While speaking at the McLeod Software user conference on Aug. 26 in Denver, economist Bob Costello said that small fleets who rely primarily on the spot market to find loads could be in real trouble for the next 18 months.
In 2019, the spot market has fell to relative lows compared to the banner year of 2018. The spot market is 15% of volumes in the freight market and those volumes are down 50% from last year, he said.
Costello, chief economist for the American Trucking Associations, used the word “bloodbath” to describe the precarious situation of such fleets. Following the conference, he posted a feed on Twitter to explain that he was not referring to the trucking industry at large, as contract rates have held steady.
“There are real and underlying issues in the spot market – especially since last year’s freight boom led to a variety of driver pay increases and incentives like weekly pay that are now in conflict with falling spot market rates,” he wrote.
If trends in the spot market continue, fleets that primarily operate in that market will struggle for survival.
“While we don’t know the exact size of the spot market, the vast, vast majority of freight is contract freight, not the spot market.
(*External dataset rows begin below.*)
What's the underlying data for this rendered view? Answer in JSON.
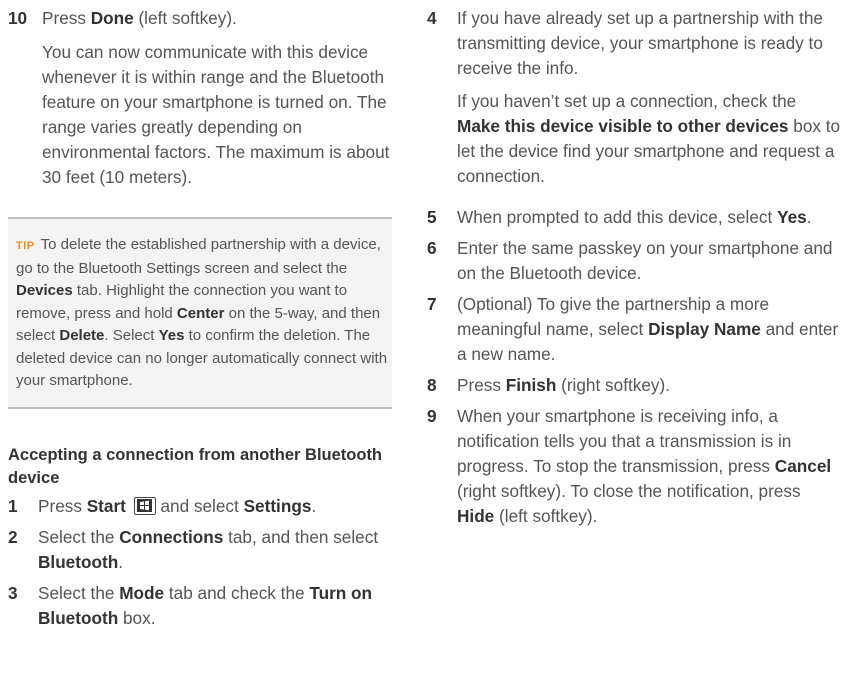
{
  "left": {
    "step10": {
      "num": "10",
      "a": "Press ",
      "b": "Done",
      "c": " (left softkey)."
    },
    "step10_para": "You can now communicate with this device whenever it is within range and the Bluetooth feature on your smartphone is turned on. The range varies greatly depending on environmental factors. The maximum is about 30 feet (10 meters).",
    "tip": {
      "label": "TIP",
      "t1": "To delete the established partnership with a device, go to the Bluetooth Settings screen and select the ",
      "b1": "Devices",
      "t2": " tab. Highlight the connection you want to remove, press and hold ",
      "b2": "Center",
      "t3": " on the 5-way, and then select ",
      "b3": "Delete",
      "t4": ". Select ",
      "b4": "Yes",
      "t5": " to confirm the deletion. The deleted device can no longer automatically connect with your smartphone."
    },
    "heading": "Accepting a connection from another Bluetooth device",
    "step1": {
      "num": "1",
      "a": "Press ",
      "b": "Start",
      "c": " and select ",
      "d": "Settings",
      "e": "."
    },
    "step2": {
      "num": "2",
      "a": "Select the ",
      "b": "Connections",
      "c": " tab, and then select ",
      "d": "Bluetooth",
      "e": "."
    },
    "step3": {
      "num": "3",
      "a": "Select the ",
      "b": "Mode",
      "c": " tab and check the ",
      "d": "Turn on Bluetooth",
      "e": " box."
    }
  },
  "right": {
    "step4": {
      "num": "4",
      "text": "If you have already set up a partnership with the transmitting device, your smartphone is ready to receive the info."
    },
    "step4_para": {
      "a": "If you haven’t set up a connection, check the ",
      "b": "Make this device visible to other devices",
      "c": " box to let the device find your smartphone and request a connection."
    },
    "step5": {
      "num": "5",
      "a": "When prompted to add this device, select ",
      "b": "Yes",
      "c": "."
    },
    "step6": {
      "num": "6",
      "text": "Enter the same passkey on your smartphone and on the Bluetooth device."
    },
    "step7": {
      "num": "7",
      "a": "(Optional) To give the partnership a more meaningful name, select ",
      "b": "Display Name",
      "c": " and enter a new name."
    },
    "step8": {
      "num": "8",
      "a": "Press ",
      "b": "Finish",
      "c": " (right softkey)."
    },
    "step9": {
      "num": "9",
      "a": "When your smartphone is receiving info, a notification tells you that a transmission is in progress. To stop the transmission, press ",
      "b": "Cancel",
      "c": " (right softkey). To close the notification, press ",
      "d": "Hide",
      "e": " (left softkey)."
    }
  }
}
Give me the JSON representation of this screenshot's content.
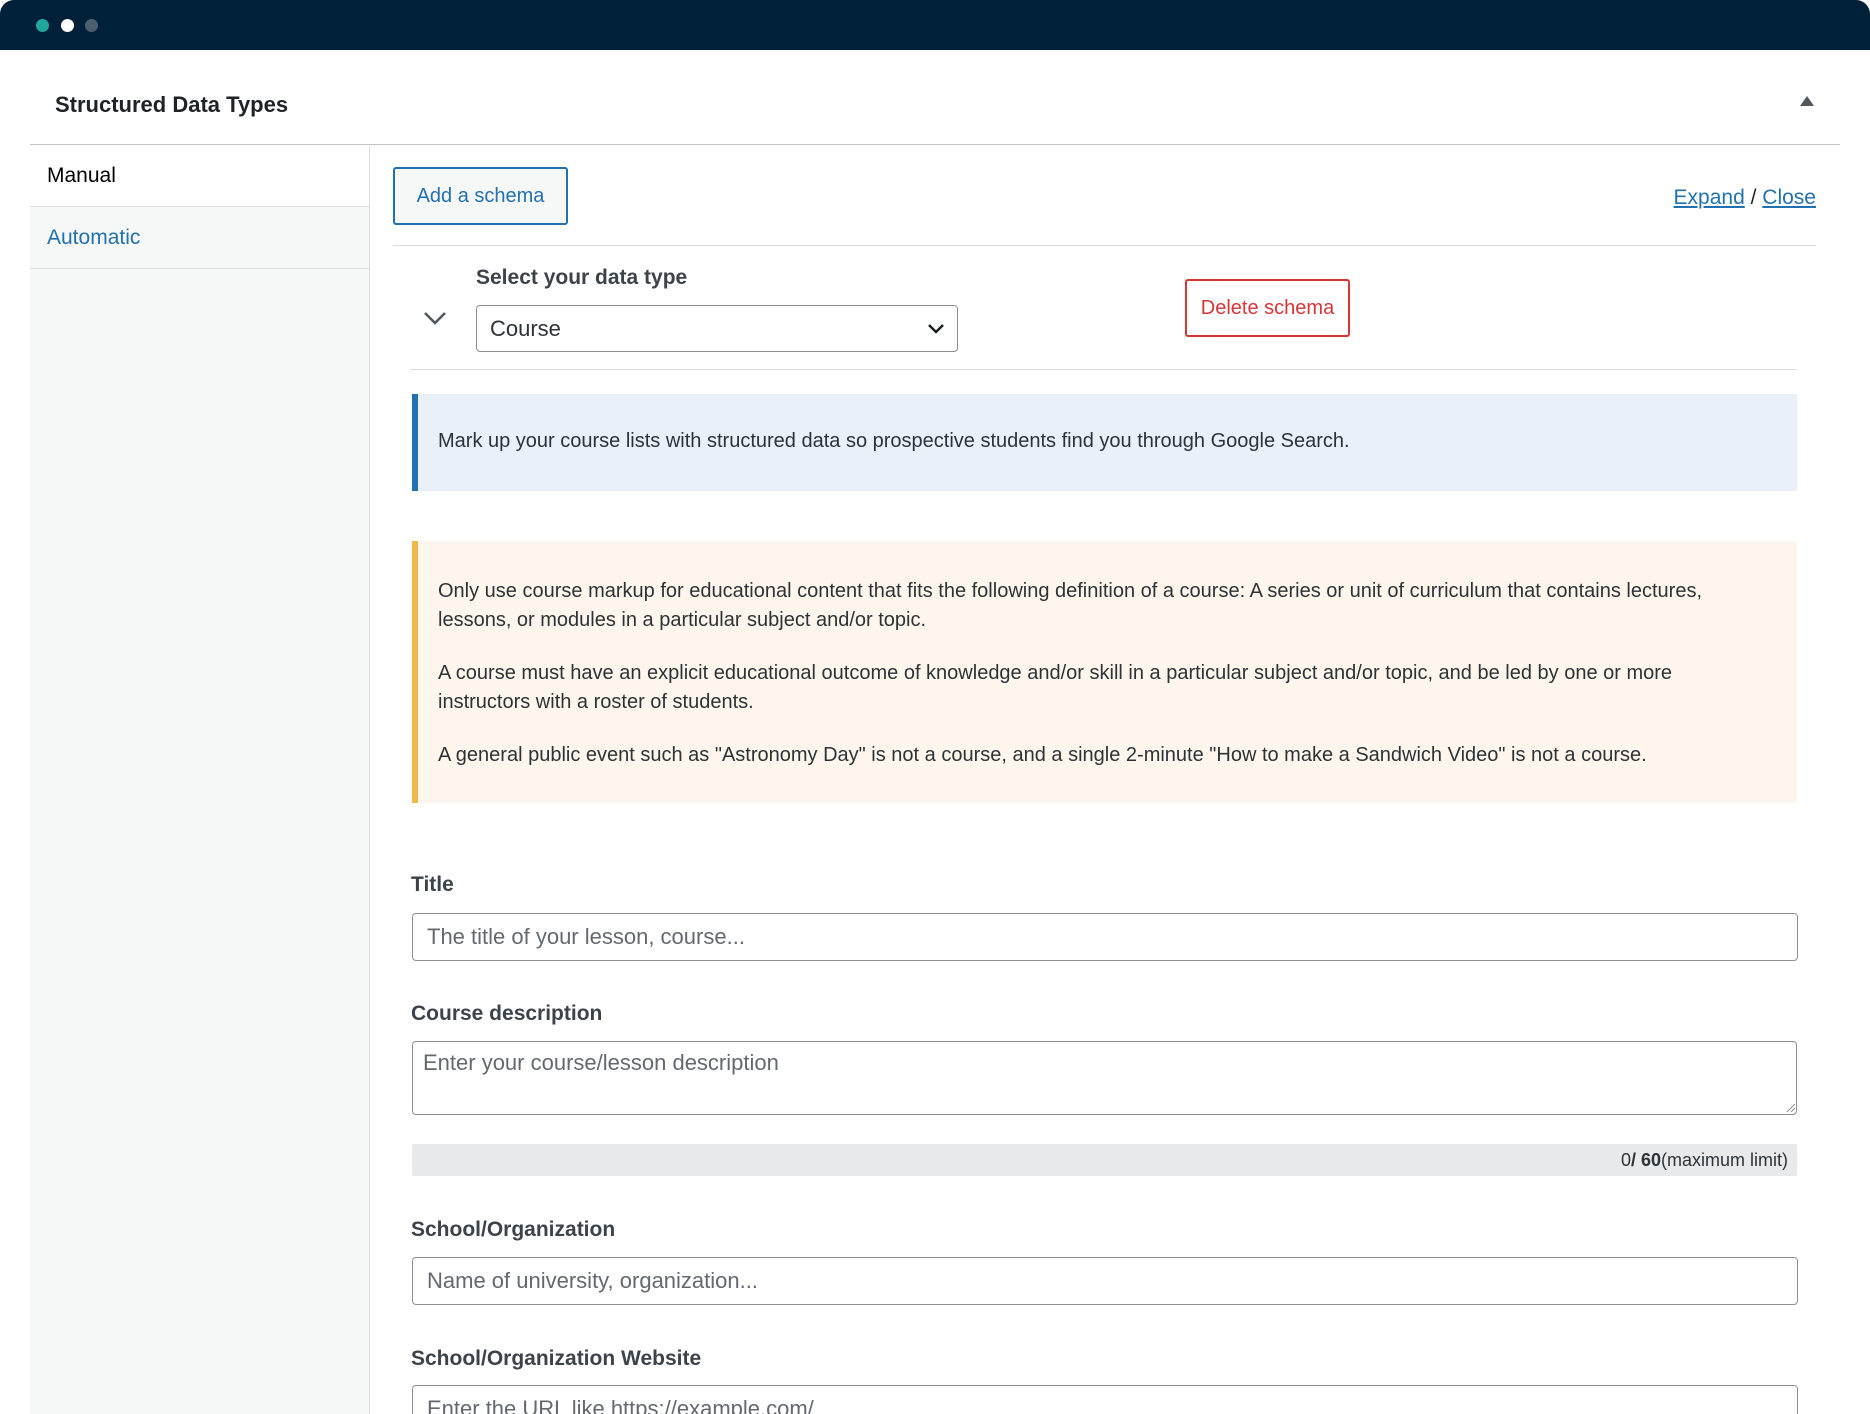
{
  "window": {
    "controls": [
      "close",
      "minimize",
      "maximize"
    ]
  },
  "panel": {
    "title": "Structured Data Types"
  },
  "sidebar": {
    "tabs": [
      {
        "label": "Manual",
        "active": true
      },
      {
        "label": "Automatic",
        "active": false
      }
    ]
  },
  "toolbar": {
    "add_label": "Add a schema",
    "expand_label": "Expand",
    "separator": "/",
    "close_label": "Close"
  },
  "schema": {
    "select_label": "Select your data type",
    "selected_type": "Course",
    "delete_label": "Delete schema"
  },
  "notices": {
    "info": "Mark up your course lists with structured data so prospective students find you through Google Search.",
    "warning": [
      "Only use course markup for educational content that fits the following definition of a course: A series or unit of curriculum that contains lectures, lessons, or modules in a particular subject and/or topic.",
      "A course must have an explicit educational outcome of knowledge and/or skill in a particular subject and/or topic, and be led by one or more instructors with a roster of students.",
      "A general public event such as \"Astronomy Day\" is not a course, and a single 2-minute \"How to make a Sandwich Video\" is not a course."
    ]
  },
  "fields": {
    "title": {
      "label": "Title",
      "placeholder": "The title of your lesson, course..."
    },
    "description": {
      "label": "Course description",
      "placeholder": "Enter your course/lesson description",
      "counter_current": "0",
      "counter_max": "/ 60",
      "counter_suffix": "(maximum limit)"
    },
    "organization": {
      "label": "School/Organization",
      "placeholder": "Name of university, organization..."
    },
    "website": {
      "label": "School/Organization Website",
      "placeholder": "Enter the URL like https://example.com/"
    }
  },
  "colors": {
    "accent": "#2271b1",
    "danger": "#d63638",
    "warning": "#f0b849",
    "titlebar": "#00203a"
  }
}
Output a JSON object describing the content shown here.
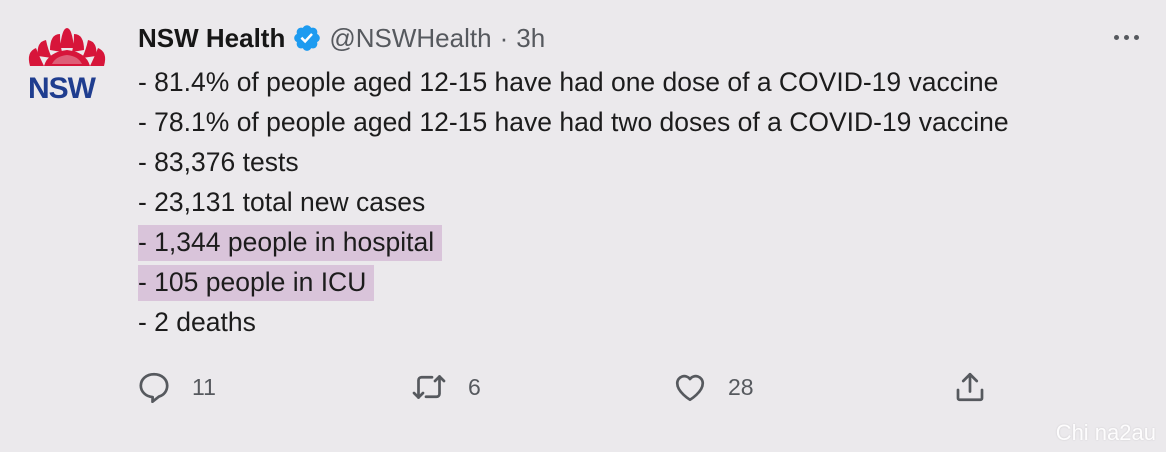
{
  "tweet": {
    "avatar": {
      "logo_text": "NSW",
      "brand_red": "#d7153a",
      "brand_blue": "#1f3d8f"
    },
    "author": {
      "display_name": "NSW Health",
      "handle": "@NSWHealth",
      "separator": "·",
      "time": "3h",
      "verified": true,
      "verified_color": "#1d9bf0"
    },
    "more_icon": "more-horizontal-icon",
    "lines": [
      {
        "text": "- 81.4% of people aged 12-15 have had one dose of a COVID-19 vaccine",
        "highlighted": false
      },
      {
        "text": "- 78.1% of people aged 12-15 have had two doses of a COVID-19 vaccine",
        "highlighted": false
      },
      {
        "text": "- 83,376 tests",
        "highlighted": false
      },
      {
        "text": "- 23,131 total new cases",
        "highlighted": false
      },
      {
        "text": "- 1,344 people in hospital",
        "highlighted": true
      },
      {
        "text": "- 105 people in ICU",
        "highlighted": true
      },
      {
        "text": "- 2 deaths",
        "highlighted": false
      }
    ],
    "highlight_color": "#d9c4da",
    "actions": {
      "reply": {
        "icon": "reply-icon",
        "count": "11"
      },
      "retweet": {
        "icon": "retweet-icon",
        "count": "6"
      },
      "like": {
        "icon": "heart-icon",
        "count": "28"
      },
      "share": {
        "icon": "share-icon"
      }
    }
  },
  "watermark": "Chi na2au"
}
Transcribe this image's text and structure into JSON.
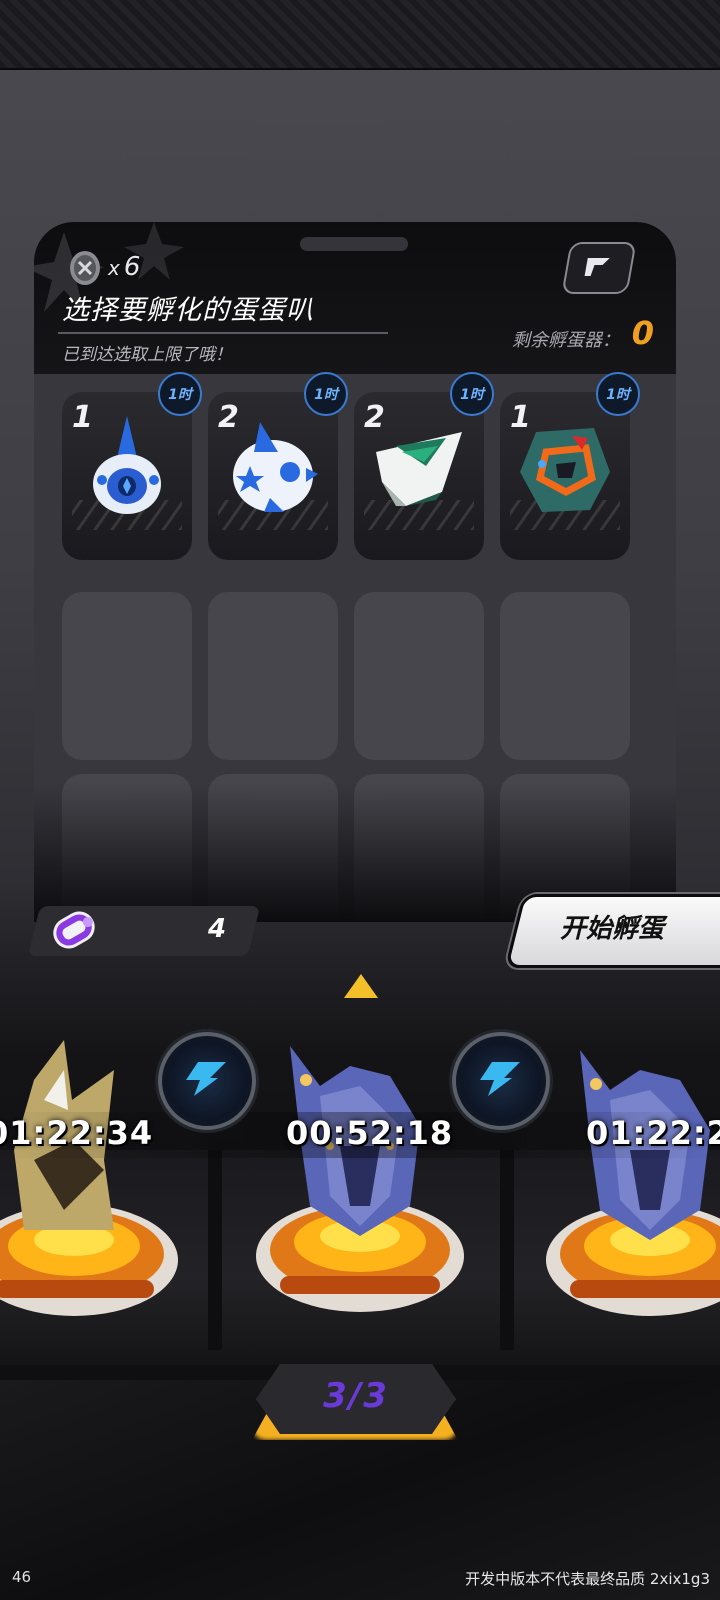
{
  "panel": {
    "egg_count_prefix": "x",
    "egg_count": "6",
    "title": "选择要孵化的蛋蛋叭",
    "subtitle": "已到达选取上限了哦！",
    "remaining_label": "剩余孵蛋器：",
    "remaining_value": "0"
  },
  "eggs": [
    {
      "count": "1",
      "time": "1时",
      "name": "blue-drop-egg-icon"
    },
    {
      "count": "2",
      "time": "1时",
      "name": "blue-star-egg-icon"
    },
    {
      "count": "2",
      "time": "1时",
      "name": "green-white-egg-icon"
    },
    {
      "count": "1",
      "time": "1时",
      "name": "teal-orange-egg-icon"
    }
  ],
  "resource": {
    "value": "4"
  },
  "start_button": {
    "label": "开始孵蛋"
  },
  "incubators": [
    {
      "timer": "01:22:34"
    },
    {
      "timer": "00:52:18"
    },
    {
      "timer": "01:22:2"
    }
  ],
  "pager": {
    "label": "3/3"
  },
  "footer": {
    "left": "46",
    "right": "开发中版本不代表最终品质 2xix1g3"
  },
  "colors": {
    "accent_orange": "#f0a020",
    "timer_blue": "#3a7ad0",
    "pager_purple": "#6a3ad8"
  }
}
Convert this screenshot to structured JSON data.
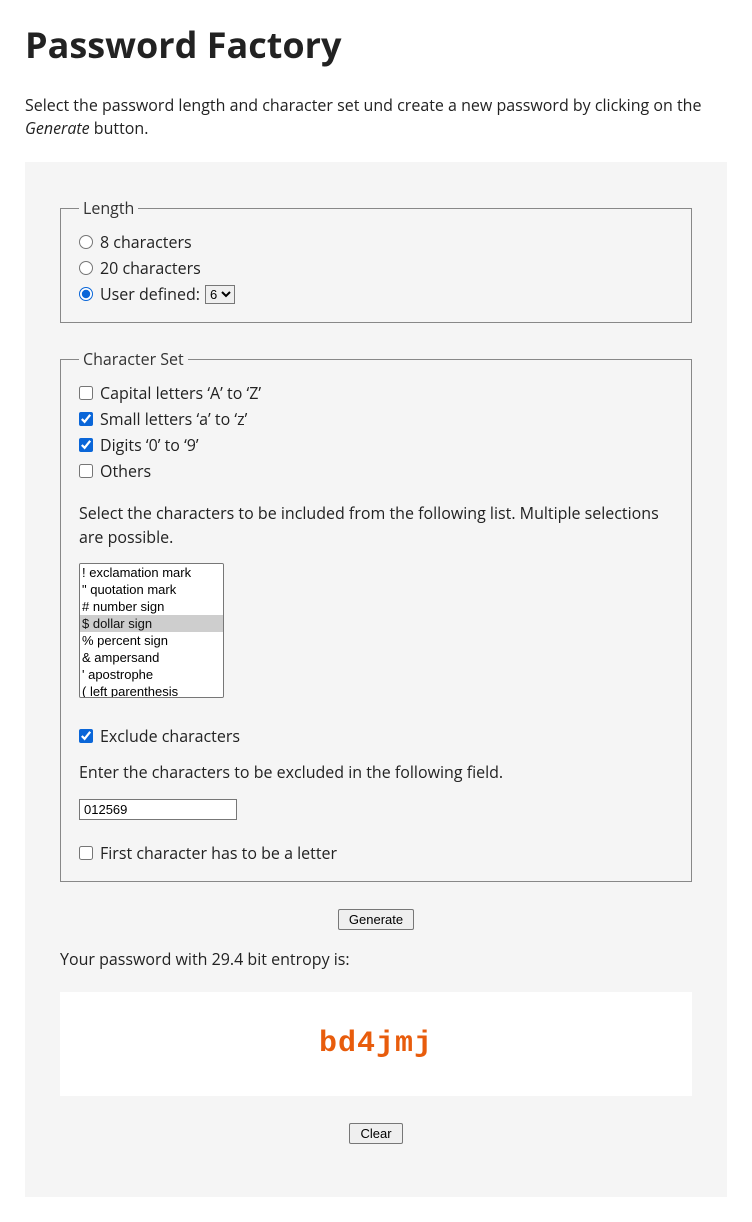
{
  "title": "Password Factory",
  "intro_pre": "Select the password length and character set und create a new password by clicking on the ",
  "intro_em": "Generate",
  "intro_post": " button.",
  "length": {
    "legend": "Length",
    "opt_8": "8 characters",
    "opt_20": "20 characters",
    "opt_user": "User defined: ",
    "user_value": "6",
    "selected": "user"
  },
  "charset": {
    "legend": "Character Set",
    "capital": {
      "label": "Capital letters ‘A’ to ‘Z’",
      "checked": false
    },
    "small": {
      "label": "Small letters ‘a’ to ‘z’",
      "checked": true
    },
    "digits": {
      "label": "Digits ‘0’ to ‘9’",
      "checked": true
    },
    "others": {
      "label": "Others",
      "checked": false
    },
    "help": "Select the characters to be included from the following list. Multiple selections are possible.",
    "list": [
      "! exclamation mark",
      "\" quotation mark",
      "# number sign",
      "$ dollar sign",
      "% percent sign",
      "& ampersand",
      "' apostrophe",
      "( left parenthesis"
    ],
    "list_selected": "$ dollar sign",
    "exclude": {
      "label": "Exclude characters",
      "checked": true
    },
    "exclude_help": "Enter the characters to be excluded in the following field.",
    "exclude_value": "012569",
    "first_letter": {
      "label": "First character has to be a letter",
      "checked": false
    }
  },
  "generate_button": "Generate",
  "result_label": "Your password with 29.4 bit entropy is:",
  "result_password": "bd4jmj",
  "clear_button": "Clear"
}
In fact, many medium to large truckload carriers have very little exposure in the spot market. And the contract market is healthy right now,” he continued.
ATA’s monthly tonnage index show that the trucking industry is doing “quite well,” after falling from historic highs in 2018.
“There are still looming threats, just as there are looming threats to the broader economy. However, predicting catastrophe based on the spot market, while ignoring the larger contract market is irresponsible alarmism,” he wrote.